Those days are long gone.
Today’s Republican Party effectively refuses to allow the other side to govern when it wins elections. Republicans denied President Barack Obama the opportunity to replace the deceased Justice Antonin Scalia (but allowed a Republican president to jam through a Supreme Court nominee after voting had begun in 2020). Sen. Tommy Tuberville (R-Ala.) has held up hundreds of military appointments for months; at various times, individual Republicans have refused to allow votes on State Department or Justice Department nominees.
When the late Sen. Dianne Feinstein (D-Calif.) was incapacitated by illness this year, Republicans refused to allow Democrats to replace her on the Judiciary Committee. (After her death last week, Republicans appear willing to allow Democrats to fill her committee seat.) Meanwhile, Republicans’ blue slips have periodically stalled confirmation of judicial nominees.
This is the nature of the MAGA Republican Party. It cares not one whit for governing and considers Democrats’ electoral victories of no consequence. (The latest game: Make baseless impeachment threats to hamper duly elected Democrats from fulfilling their duties, as they’re doing with President Biden and a newly elected Supreme Court judge in Wisconsin.) Pleading with individual Republicans to break ranks or offering trade after trade to accommodate those acting in bad faith is useless. Worse, it blurs responsibility for chaos, paralysis and gridlock.
Democrats can change the rules, just as they did for Senate attire, on a majority vote. Republicans abuse rules, thwart democracy and hobble our government because Democrats allow them to.

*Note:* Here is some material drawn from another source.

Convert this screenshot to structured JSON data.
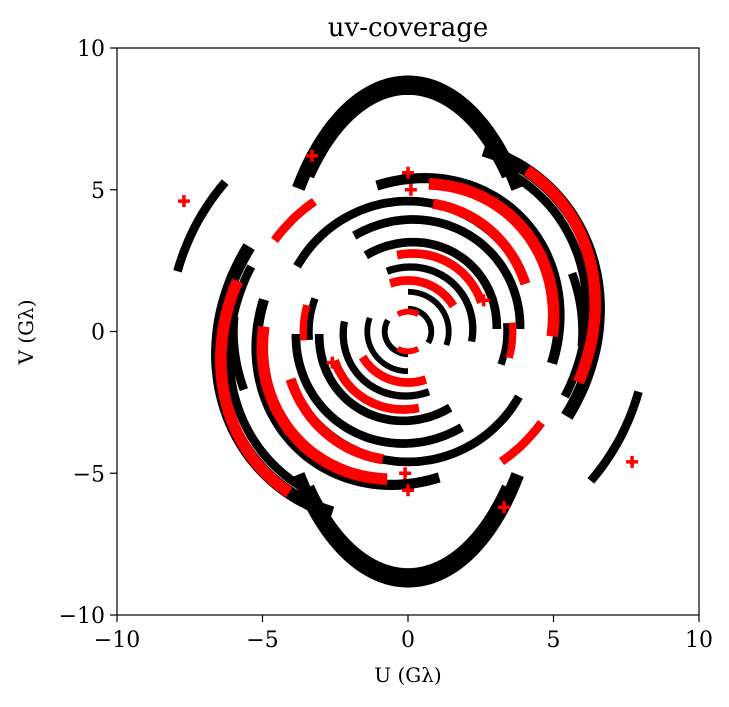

The exploitation of Senate rules is part of a larger GOP undertaking: the subversion of democracy. In their must-read book, “Tyranny of the Minority,” Steven Levitsky and Daniel Ziblatt cogently explain that Republicans, unable to appeal to a broader share of the electorate beyond diminishing numbers of White, rural Christians, have found ways to exploit, abuse and, indeed, break majority governance.
The authors have no quarrel with legitimate protections for minority rights (e.g., the Bill of Rights, an independent judiciary, federalism, separation of powers). Rather, the problem is Republicans’ insistence on denying the key component of a democracy: the power of the people to elect the leaders of their choice to govern. Republicans have grown attached to tactics that perpetuate minority rule, including thwarting voting (e.g., filibustering voting rights legislation) and denying election results (e.g., signing onto a brief to disenfranchise millions of Americans, baselessly challenging Biden’s electors).
Some democratic course correction can be achieved only through constitutional amendment or legislation. However, Democrats can change Senate rules and customs that are entirely outside the constitutional order and pile one minority-rule gimmick on top of another (e.g., a filibuster to block a vote in the Senate, which already favors sparsely populated, overwhelmingly White states).
Democracies that do not allow majorities to govern lose legitimacy. “America’s excessively counter-majoritarian institutions reinforce extremism, empower authoritarian minorities and threaten minority rule,” Levitsky and Ziblatt write. “To overcome these problems, we must double down on democracy. This means dismantling spheres of undue minority protection and empowering majorities … [and] it means forcing our politicians to be more responsive and accountable to majorities of Americans.”
Simply put: We need to shore up democracy.
Even small changes in Senate rules could have a big impact. For example, blue slips and holds could have a time limit (e.g., 90 days), allowing members’ concerns to be aired without thwarting the majority.
Likewise, a party should be able to fill seats on committees after the incapacitation or death of a member without “permission” of the other party. Indicted senators should be removed from and replaced on committees related to the indictment. Hearings on Supreme Court nominees could be required to commence within 90 days of a nomination.
Democrats for too long have been squeamish about allowing actual majority votes (or, rather, majority rule). The Constitution specified supermajorities in specific cases (e.g., treaties, Senate removal after an impeachment). It was never intended to be the norm.
The Senate created filibuster exceptions for judicial confirmations and reconciliation bills. Especially for matters pertaining to democracy (e.g., voting rights, investigation of a coup, legislative “correction” of an erroneous Supreme Court statutory interpretation), the filibuster could be limited in time (maybe 120 days); the filibustering party could be required to hold the floor (a “talking” filibuster); the 60 votes required for cloture could gradually reduce over time (e.g., 57 for cloture after a week, 55 after two weeks, etc.); or some combination thereof. The minority should not be able to permanently block majority governance. That was never the constitutional structure envisioned by the Founding Fathers.
Democrats can make these changes if they have 50 votes plus the vice president. Democrats running in 2024 should say how they stand on these matters. If they want to continue to perpetuate the “tyranny of minority” by allowing the status quo, voters should know.
After all, GOP shenanigans have shown that Republicans cannot be trusted to operate in good faith under the rules. The only alternative is to change those rules — or succumb to the evisceration of our democracy.